File spoon-archives/postcolonial.archive/postcolonial_2002/postcolonial.0209, message 53


Date: Tue, 24 Sep 2002 23:22:53 -0400
From: David Jefferess <jefferdm-AT-mcmaster.ca>
Subject: CFP Reconciliation


Call for Papers for Proposed Panel Session

Imagining A Different Future:
The Politics of Postcolonial Reconciliation

At the present moment in history there is an unprecedented proliferation

of public scenes and processes of collective reconciliation.  So global
and widespread is this current phenomenon of reconciliation that it
seems to have become a common, even guaranteed, feature of national and
international politics alike.  Witness, for example, the creation and
operation of truth commissions in South Africa, Chile, and Argentina,
the emergence of the “Sorry” movement in Australia, and the various
movements for reconciliation by Palestinians and Israelis.  Yet if
processes of reconciliation constitute a trend of almost international
proportions, postcolonial critics have barely begun the immense task of
assessing its import and implications, as well as problems and
possibilities.  Especially neglected by critics has been the question of

the role that literary and other cultural texts perform in contributing
to discourses of reconciliation.

We solicit proposals on a wide range of issues related to the topic of
collective reconciliation.  Specific questions that presenters might
consider could include—but are not limited to—the following:  What is
the relationship between postcolonial reconciliation and resistance?
How do discourses of reconciliation operate in a gendered manner?  What
is the relationship between reconciliation and related concepts such as
guilt, repentance, remembrance, apology, forgiveness, restitution, and
redress?  How do specific cultural, linguistic, religious and other
differences inform and affect demands and desires for reconciliation?
Do practices of collective reconciliation efficaciously undermine or
transform positions of dominance and subordination or only reinforce
them?  How does the proliferation of projects of collective
reconciliation relate to processes of globalization?  If postcolonial
reconciliation is indeed possible, what are its conditions of
possibility?  Given that it is often corporations and nation-states that

facilitate processes of reconciliation, what does it mean for
institutions to express affect (e.g. regret, shame, contrition)?  How is

it possible to apportion responsibility for (post)colonial crimes and
racial wrongdoing without resorting to such reified categories as
colonizer and colonized?

Papers will be presented at the annual conference of the Canadian
Association of Commonwealth Language and Literature Studies (CACLALS) at

the Congress of Social Sciences and Humanities, 29-31 May 2003,
Dalhousie University, Halifax, Nova Scotia, Canada.  Presenters must be
members of CACLALS at the time of the conference.

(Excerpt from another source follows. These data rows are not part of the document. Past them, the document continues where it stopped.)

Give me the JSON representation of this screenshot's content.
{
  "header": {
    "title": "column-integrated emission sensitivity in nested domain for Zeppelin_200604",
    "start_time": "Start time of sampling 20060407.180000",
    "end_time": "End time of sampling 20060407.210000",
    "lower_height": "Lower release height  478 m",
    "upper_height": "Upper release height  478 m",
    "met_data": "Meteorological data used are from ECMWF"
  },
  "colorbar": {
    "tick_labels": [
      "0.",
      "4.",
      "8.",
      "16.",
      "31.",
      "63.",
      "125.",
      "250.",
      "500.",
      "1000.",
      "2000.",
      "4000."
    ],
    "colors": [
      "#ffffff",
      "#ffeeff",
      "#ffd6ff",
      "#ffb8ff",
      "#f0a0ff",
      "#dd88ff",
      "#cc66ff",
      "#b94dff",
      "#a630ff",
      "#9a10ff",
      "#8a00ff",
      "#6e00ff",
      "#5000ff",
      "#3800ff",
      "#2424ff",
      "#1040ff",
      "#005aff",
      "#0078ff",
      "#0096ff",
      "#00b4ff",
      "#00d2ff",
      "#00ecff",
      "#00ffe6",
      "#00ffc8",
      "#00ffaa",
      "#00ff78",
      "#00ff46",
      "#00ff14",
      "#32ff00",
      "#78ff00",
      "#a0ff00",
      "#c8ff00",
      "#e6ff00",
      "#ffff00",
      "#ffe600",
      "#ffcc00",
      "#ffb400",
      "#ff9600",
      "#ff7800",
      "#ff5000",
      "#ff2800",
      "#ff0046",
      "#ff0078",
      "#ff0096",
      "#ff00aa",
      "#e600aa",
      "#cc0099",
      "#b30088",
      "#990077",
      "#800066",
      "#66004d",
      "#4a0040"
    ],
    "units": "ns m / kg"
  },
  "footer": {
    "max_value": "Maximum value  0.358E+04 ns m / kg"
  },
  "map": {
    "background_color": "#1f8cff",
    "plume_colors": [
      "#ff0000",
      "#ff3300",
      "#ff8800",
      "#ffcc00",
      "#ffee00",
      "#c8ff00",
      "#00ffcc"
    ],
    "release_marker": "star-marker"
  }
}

Send 250-500 word abstracts on any aspect of collective reconciliation,
as well as a bio of approximately 100 words to:
Julie McGonegal, Department of English, McMaster University, Hamilton,
ON, L9H 2YG (mcgoneja-AT-mcmaster.ca),
or,  David Jefferess, Department of English, McMaster University,
Hamilton, ON, L9H 2YG (jefferdm-AT-mcmaster.ca)

Deadline for submissions: November 1, 2002.